Gilbert Gaul, late nineteenth-century artist, is best known for his depictions of military topics, particularly scenes of the Civil War. Born in Jersey City, New Jersey, he entered the National Academy of Design in New York City at age seventeen and emerged as one of the era’s leading illustrators. Gaul moved to Tennessee and established a studio on property he inherited near Fall Creek Falls in Van Buren County.

Gaul published illustrations in Harper’s and Century Magazine. His Civil War paintings of both Union and Confederate soldiers portray a variety of experiences from fierce battles to quiet moments in camp. Works such as Holding the Line at all Hazards and Charging the Battery captured the war’s severity and brought him awards from the American Art Association and the 1889 Paris Exposition. The height of his career came in 1893, when he received numerous awards at the World’s Exposition in Chicago. Gaul also produced several landscape paintings including Rafting on the Cumberland River (Tennessee State Museum)..
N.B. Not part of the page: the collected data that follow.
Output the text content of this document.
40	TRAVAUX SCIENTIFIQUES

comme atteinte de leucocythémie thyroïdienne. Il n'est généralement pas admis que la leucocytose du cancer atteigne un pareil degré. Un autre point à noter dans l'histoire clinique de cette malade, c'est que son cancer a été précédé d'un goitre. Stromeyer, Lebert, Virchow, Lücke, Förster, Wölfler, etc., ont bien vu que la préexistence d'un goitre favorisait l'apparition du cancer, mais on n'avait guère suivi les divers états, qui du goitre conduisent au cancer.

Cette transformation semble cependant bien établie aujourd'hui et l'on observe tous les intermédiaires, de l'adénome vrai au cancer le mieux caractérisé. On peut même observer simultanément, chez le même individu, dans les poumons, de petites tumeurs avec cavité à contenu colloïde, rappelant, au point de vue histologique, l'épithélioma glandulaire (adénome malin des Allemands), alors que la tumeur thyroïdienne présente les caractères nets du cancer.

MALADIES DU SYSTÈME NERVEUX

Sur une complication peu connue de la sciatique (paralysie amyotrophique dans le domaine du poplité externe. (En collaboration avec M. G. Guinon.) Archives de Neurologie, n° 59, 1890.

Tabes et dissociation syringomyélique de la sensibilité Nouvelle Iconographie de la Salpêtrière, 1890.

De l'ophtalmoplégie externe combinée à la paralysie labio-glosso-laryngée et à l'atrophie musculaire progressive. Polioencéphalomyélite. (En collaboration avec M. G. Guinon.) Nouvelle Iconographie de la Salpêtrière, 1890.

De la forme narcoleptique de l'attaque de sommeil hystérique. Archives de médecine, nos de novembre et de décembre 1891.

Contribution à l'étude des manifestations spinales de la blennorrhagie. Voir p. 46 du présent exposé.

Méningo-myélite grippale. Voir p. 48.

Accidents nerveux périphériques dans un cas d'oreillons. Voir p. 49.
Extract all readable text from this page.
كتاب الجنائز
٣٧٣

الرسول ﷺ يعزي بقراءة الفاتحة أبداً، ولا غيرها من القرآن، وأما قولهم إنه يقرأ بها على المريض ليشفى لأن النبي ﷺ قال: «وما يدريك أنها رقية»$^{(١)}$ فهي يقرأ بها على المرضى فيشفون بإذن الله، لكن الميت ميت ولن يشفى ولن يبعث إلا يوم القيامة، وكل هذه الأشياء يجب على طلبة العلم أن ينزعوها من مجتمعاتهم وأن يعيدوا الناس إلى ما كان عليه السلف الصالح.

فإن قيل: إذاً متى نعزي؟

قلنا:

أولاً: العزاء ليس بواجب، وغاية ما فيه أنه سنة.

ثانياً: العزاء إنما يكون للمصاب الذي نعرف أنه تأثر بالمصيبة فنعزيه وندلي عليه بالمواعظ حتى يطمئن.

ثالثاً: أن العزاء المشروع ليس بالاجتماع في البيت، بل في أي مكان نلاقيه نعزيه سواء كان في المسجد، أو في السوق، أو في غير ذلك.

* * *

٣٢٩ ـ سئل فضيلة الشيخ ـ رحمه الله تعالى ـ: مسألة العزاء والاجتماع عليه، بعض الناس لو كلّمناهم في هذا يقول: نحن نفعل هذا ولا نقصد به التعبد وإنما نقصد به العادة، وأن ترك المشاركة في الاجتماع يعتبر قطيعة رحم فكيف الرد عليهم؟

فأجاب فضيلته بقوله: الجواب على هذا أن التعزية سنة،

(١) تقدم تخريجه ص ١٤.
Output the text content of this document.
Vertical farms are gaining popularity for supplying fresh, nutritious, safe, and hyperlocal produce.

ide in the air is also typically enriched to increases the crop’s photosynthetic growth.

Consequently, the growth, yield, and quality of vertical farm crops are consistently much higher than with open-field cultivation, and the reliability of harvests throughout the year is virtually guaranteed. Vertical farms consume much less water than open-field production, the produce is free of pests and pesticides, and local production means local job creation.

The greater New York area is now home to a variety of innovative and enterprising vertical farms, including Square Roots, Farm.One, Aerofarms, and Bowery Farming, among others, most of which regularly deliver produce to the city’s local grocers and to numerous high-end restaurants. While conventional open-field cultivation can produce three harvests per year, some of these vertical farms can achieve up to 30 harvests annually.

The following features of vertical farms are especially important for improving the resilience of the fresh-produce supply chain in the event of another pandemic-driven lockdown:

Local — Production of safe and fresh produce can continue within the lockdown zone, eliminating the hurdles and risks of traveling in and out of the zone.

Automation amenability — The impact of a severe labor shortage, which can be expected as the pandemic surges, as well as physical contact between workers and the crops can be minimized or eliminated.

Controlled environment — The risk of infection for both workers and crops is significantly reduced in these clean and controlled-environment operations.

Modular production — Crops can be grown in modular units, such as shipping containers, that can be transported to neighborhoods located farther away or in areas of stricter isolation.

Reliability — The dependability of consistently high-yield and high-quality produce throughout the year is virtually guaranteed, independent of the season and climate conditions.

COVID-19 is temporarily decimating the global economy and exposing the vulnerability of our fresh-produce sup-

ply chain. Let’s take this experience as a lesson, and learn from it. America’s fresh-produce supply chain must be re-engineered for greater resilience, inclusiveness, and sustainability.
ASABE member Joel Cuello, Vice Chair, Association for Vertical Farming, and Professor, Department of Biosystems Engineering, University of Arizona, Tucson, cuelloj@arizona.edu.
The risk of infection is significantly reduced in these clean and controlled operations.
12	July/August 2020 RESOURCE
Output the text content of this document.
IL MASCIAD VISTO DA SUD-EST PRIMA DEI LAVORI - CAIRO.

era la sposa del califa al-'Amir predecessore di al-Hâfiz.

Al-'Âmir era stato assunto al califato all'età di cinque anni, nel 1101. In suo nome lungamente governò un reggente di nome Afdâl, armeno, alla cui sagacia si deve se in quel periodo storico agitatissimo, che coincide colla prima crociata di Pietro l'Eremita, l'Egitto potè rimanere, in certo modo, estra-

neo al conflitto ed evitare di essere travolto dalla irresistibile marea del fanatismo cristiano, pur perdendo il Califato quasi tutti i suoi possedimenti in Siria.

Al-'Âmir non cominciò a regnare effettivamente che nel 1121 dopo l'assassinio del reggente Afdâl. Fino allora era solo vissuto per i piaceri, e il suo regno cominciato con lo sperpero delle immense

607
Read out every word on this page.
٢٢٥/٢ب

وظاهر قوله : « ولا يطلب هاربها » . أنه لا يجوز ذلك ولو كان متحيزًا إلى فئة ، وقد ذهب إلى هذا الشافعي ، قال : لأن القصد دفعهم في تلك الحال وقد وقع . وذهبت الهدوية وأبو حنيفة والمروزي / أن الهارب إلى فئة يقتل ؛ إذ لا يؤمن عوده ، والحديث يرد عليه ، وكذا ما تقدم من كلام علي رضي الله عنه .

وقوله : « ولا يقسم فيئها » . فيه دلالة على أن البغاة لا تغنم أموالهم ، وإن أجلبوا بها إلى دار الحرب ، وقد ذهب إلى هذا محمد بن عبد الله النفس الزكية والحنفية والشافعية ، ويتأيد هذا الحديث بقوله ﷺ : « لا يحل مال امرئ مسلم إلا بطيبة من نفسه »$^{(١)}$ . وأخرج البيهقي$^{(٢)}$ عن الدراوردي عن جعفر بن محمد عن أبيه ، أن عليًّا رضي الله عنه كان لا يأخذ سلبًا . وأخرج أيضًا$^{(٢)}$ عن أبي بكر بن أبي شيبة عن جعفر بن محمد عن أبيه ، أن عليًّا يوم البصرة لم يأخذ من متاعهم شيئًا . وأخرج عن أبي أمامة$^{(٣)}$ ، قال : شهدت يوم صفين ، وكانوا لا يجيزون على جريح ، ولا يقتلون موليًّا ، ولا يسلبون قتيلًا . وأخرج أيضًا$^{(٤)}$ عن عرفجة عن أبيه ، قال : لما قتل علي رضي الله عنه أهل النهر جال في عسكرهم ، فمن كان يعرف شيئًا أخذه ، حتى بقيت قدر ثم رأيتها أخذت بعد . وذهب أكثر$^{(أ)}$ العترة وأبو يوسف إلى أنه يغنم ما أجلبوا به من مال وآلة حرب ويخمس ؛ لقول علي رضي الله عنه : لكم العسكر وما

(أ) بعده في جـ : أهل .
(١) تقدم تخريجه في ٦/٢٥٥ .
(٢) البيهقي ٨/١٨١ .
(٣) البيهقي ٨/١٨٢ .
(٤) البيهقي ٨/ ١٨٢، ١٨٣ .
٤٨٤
Gaul’s popularity eventually began to wane, and by 1904 he had accepted a teaching position at Cumberland Female College in McMinnville. He soon opened a studio in Nashville and published the first in what was to be a series of paintings titled With the Confederate Colors in 1907. The project, however, met with little success, and subsequent paintings were canceled. Gaul then left Tennessee and eventually returned to his native New Jersey, where he produced paintings of World War I before his death.